New ag research funding model gains momentum
By Kate Frazer
Every dollar invested in agricultural research produces an estimated $10 in economic returns and helps feed a growing population, according to the U.S. Department of Agriculture's Economic Research Service.
Thomas Burr, associate dean of Cornell’s College of Agriculture and Life Sciences (CALS) and director of the New York State Agricultural Experiment Station (NYSAES), appealed to growers to make an investment in the future of their industries at a panel discussion at the Empire State Fruit and Vegetable Expo in Syracuse, N.Y., Jan. 22.
Burr and others hope a new funding model will bring together grower organizations and the New York state government to ensure that Cornell and other institutions have the capacity to do research essential to the state’s farm and food businesses.
“Farm commodity production, including all crop and livestock production sectors, is worth about $4.5 billion,” Burr said. “But when you add in related industries that supply seeds, fertilizer and equipment, plus food and beverage establishments that depend on local agriculture, the total soars to $96.3 billion. Agricultural research supports that bottom line.”
Considering new funding models is necessary in light of shrinking public funding of agricultural research, he said. State funding has dropped nearly 30 percent in New York over the past five years, while federal spending has been stagnant for years, and is regressing when inflation is considered.
Burr explained how these reductions hinder the ability of CALS and other institutions to provide the assistance-on-demand growers are accustomed to, pointing to this summer’s spotted wing drosophila invasion as an example. The population of this tiny pest exploded in New York in August, forcing many berry growers to close their fields and abandon the crop. In response, Cornell initiated five local and regional research projects to determine what crops are most at risk and develop approaches to combat the interloper.
“When problems like this arise in agriculture, a rapid and effective response requires ready-to-go expertise,” said Burr. “You have to act immediately.”
The response among those who braved blowing snow and freezing temperatures to participate in the evening discussion was enthusiastic.
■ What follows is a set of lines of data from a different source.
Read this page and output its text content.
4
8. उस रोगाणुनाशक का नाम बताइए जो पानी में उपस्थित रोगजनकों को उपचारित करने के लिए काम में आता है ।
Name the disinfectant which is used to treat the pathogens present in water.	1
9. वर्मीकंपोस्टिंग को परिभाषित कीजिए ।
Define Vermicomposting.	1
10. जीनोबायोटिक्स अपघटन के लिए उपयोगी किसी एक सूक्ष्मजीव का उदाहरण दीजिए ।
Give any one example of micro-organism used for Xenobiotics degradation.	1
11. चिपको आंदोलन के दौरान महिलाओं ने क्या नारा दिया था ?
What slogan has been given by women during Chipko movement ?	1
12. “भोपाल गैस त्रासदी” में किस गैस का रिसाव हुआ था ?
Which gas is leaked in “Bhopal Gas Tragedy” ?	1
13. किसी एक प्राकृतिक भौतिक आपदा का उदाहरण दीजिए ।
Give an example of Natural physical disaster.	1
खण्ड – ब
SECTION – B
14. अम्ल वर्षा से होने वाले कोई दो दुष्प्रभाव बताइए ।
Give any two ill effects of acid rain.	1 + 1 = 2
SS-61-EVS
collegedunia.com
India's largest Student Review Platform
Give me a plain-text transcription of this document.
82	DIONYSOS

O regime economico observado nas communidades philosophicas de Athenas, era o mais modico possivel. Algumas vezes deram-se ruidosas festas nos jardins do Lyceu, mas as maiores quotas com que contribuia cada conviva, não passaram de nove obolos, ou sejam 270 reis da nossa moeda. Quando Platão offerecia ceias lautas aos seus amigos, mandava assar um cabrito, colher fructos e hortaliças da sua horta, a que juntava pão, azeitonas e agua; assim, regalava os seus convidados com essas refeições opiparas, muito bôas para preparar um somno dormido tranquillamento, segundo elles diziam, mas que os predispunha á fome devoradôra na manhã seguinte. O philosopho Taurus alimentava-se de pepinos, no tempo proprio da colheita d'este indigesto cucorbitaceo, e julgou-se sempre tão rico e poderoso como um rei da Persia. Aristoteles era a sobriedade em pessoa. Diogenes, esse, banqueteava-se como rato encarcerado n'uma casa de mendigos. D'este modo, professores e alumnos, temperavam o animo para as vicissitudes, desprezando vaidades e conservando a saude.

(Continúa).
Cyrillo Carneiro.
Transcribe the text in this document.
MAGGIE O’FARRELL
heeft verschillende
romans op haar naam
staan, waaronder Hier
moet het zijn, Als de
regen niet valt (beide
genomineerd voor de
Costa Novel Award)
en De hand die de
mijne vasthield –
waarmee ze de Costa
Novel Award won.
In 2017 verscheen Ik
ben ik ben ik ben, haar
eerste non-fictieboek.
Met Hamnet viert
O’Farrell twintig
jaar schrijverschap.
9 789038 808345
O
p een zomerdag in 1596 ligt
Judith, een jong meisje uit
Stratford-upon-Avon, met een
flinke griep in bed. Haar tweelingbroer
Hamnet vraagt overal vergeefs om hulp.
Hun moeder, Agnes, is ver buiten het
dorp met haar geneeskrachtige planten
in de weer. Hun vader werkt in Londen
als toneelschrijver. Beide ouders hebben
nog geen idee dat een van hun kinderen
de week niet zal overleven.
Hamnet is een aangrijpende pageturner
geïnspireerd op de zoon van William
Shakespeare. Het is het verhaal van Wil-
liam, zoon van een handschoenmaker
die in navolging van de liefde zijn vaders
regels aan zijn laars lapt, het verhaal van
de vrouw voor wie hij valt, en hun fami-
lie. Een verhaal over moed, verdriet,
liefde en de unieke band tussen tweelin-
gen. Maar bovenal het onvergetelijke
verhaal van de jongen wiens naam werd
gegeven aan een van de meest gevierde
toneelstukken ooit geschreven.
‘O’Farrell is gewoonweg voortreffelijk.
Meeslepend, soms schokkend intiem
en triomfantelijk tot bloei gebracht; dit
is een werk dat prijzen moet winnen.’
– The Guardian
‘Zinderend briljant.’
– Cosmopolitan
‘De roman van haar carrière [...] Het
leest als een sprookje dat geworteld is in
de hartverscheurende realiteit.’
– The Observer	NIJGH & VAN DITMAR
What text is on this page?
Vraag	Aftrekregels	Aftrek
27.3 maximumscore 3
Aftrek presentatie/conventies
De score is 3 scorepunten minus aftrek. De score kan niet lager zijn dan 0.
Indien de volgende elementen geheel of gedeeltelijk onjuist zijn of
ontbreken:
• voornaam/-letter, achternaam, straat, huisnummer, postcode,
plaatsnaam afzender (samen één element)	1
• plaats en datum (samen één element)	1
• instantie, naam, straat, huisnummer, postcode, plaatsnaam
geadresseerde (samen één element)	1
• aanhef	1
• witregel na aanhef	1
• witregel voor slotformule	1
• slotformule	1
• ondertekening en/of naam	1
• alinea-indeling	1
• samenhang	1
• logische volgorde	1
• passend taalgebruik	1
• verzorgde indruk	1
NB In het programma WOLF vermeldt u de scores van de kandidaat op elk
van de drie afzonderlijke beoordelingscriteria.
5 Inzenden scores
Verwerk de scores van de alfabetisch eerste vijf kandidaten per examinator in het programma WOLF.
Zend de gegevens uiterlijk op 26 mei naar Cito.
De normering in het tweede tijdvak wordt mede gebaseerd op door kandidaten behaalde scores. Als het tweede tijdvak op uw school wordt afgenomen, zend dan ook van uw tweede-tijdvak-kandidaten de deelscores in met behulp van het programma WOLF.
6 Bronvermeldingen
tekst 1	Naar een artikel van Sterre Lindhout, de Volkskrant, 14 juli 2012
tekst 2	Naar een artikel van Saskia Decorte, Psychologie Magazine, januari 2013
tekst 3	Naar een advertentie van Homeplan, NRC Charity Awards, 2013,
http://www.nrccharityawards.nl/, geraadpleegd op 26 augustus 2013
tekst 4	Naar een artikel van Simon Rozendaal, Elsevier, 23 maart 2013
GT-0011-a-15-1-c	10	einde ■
Panelists noted that agricultural research is about new opportunities, as well as threats, citing economic returns from new orchard management practices and new varieties that were made possible when the New York Apple Research and Development Program doubled its investment in research.
“Research is what has driven this industry and kept us moving forward,” said Darrel Oakes, owner of LynOaken Farms in Lyndonville, N.Y. “Spending on research leads to improved technology, which leads to lower costs and higher production.”
“When I was a lawyer, I had to pay for every bit of research I wanted,” added Randy Pratt, owner of Wilkens Fruit and Fir Farm in Yorktown Heights. “But as a grower, I contribute just pennies. We have to do more. The money just isn’t there at state and federal levels.”
Burr says the commitment of private grower groupsto invest in research is a bright light, and he envisions a model that would scale up these groups’ investments and ensure they are matched by the state.
Funding research can be challenging for growers, whose earnings can vary dramatically season to season, but Craig Yunker, managing partner at Batavia Turf and CY Farms, said it is worthwhile – and urgent.
“The state needs it for economic development, our land-grant universities need it and the world needs it,” Yunker said. “There’s nothing more important for feeding New Yorkers and the world.”
Kate Frazer is the agricultural stations communications officer for the College of Agriculture and Life Sciences.